Other manufacturers may be welcome in NASCAR racing, but don't expect new entries into the top three touring series any time soon, says NASCAR chairman and CEO Brian France.
France said three weeks ago at Michigan that the sanctioning body was open to working with foreign automakers. Factory support to the sport from American automakers has diminished in a floundering economy, and recent Chrysler and General Motors reorganisations under government supervision have limited the manufacturers' ability to provide cash and technology to race teams.
Toyota currently competes in all three series - Sprint Cup, Nationwide and Camping World Truck - but France said bringing another foreign car maker into NASCAR racing would be a long-term project.
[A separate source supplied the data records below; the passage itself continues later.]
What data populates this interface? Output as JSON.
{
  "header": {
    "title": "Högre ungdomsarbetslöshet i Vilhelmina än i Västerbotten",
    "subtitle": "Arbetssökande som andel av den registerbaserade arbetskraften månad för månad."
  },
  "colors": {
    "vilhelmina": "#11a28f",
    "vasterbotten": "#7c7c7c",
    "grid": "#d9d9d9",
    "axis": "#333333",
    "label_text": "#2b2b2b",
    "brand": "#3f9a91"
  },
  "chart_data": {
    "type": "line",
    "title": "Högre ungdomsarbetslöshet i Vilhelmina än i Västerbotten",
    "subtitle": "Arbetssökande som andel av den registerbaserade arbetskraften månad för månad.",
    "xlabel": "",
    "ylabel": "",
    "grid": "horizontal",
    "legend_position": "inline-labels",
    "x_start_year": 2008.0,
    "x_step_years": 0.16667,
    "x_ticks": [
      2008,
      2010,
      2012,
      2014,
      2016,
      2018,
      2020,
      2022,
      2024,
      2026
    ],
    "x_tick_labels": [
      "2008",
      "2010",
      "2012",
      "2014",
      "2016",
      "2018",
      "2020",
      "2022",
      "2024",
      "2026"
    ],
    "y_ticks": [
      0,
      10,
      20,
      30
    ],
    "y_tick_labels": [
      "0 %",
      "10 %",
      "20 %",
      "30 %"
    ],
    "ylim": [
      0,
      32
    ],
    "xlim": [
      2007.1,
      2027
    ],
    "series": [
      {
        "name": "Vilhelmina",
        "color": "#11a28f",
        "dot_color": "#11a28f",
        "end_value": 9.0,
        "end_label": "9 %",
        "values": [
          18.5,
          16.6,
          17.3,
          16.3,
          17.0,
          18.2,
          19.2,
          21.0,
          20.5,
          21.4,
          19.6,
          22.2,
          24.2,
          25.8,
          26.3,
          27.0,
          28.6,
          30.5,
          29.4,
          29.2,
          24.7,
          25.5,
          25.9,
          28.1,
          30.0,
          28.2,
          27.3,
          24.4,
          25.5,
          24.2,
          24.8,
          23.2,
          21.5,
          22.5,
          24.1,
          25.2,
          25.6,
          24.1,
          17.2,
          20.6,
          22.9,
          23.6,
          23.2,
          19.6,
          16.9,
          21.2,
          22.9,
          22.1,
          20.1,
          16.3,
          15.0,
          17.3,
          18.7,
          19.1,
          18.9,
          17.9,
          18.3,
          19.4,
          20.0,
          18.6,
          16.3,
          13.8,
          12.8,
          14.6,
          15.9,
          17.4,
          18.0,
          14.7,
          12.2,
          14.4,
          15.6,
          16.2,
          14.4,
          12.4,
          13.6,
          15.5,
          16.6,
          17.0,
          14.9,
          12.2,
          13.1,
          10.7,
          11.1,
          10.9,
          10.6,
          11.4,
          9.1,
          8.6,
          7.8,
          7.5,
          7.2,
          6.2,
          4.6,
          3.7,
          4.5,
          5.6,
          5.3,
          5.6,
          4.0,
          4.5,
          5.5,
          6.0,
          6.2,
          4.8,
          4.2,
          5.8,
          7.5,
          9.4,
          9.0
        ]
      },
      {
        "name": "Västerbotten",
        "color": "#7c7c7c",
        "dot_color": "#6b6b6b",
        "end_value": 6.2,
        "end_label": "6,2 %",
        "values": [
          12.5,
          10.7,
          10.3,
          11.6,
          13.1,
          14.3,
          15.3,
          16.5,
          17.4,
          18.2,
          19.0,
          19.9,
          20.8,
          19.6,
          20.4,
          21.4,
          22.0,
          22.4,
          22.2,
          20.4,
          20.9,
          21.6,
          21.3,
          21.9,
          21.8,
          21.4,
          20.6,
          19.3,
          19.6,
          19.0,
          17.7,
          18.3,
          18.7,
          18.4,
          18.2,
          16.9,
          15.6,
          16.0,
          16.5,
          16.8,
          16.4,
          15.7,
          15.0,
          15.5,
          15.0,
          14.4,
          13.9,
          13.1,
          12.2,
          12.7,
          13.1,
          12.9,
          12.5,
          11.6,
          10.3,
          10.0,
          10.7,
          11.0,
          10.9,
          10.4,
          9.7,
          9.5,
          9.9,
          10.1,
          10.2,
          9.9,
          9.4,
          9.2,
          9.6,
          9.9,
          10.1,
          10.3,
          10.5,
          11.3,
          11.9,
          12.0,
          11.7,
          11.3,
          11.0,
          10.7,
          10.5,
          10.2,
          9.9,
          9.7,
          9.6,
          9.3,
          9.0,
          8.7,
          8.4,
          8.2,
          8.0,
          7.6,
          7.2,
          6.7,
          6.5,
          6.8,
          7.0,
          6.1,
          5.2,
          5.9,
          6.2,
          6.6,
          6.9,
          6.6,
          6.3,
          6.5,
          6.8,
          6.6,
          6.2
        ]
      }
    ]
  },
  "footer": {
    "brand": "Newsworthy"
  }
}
Current rules require manufacturers to race cars built in the United States, as is Toyota's Camry.
"Our policy and our views haven't really changed," France said Friday at Daytona International Speedway during his traditional mid-year meeting with the media. Some of the opportunities for a new manufacturer to come into NASCAR probably have changed. Obviously, there are teams that were getting direct support or were affiliated with one manufacturer or another that are available now. So that is a fact.
"We have been talking, and we have routinely, because we are open, as we demonstrated with Toyota - which worked well, under the right approach that's unique to NASCAR - for a manufacturer to come in and compete at one of our national divisions. That policy remains open. It is not something that happens easily or overnight.
"…I do not anticipate - there's absolutely nothing imminent that we will be announcing that somebody will be will be joining or any of that. But do I see more interest because there's more opportunity? Sure. We see that, and we're fielding the kinds of questions and evaluation that you would think under the circumstances."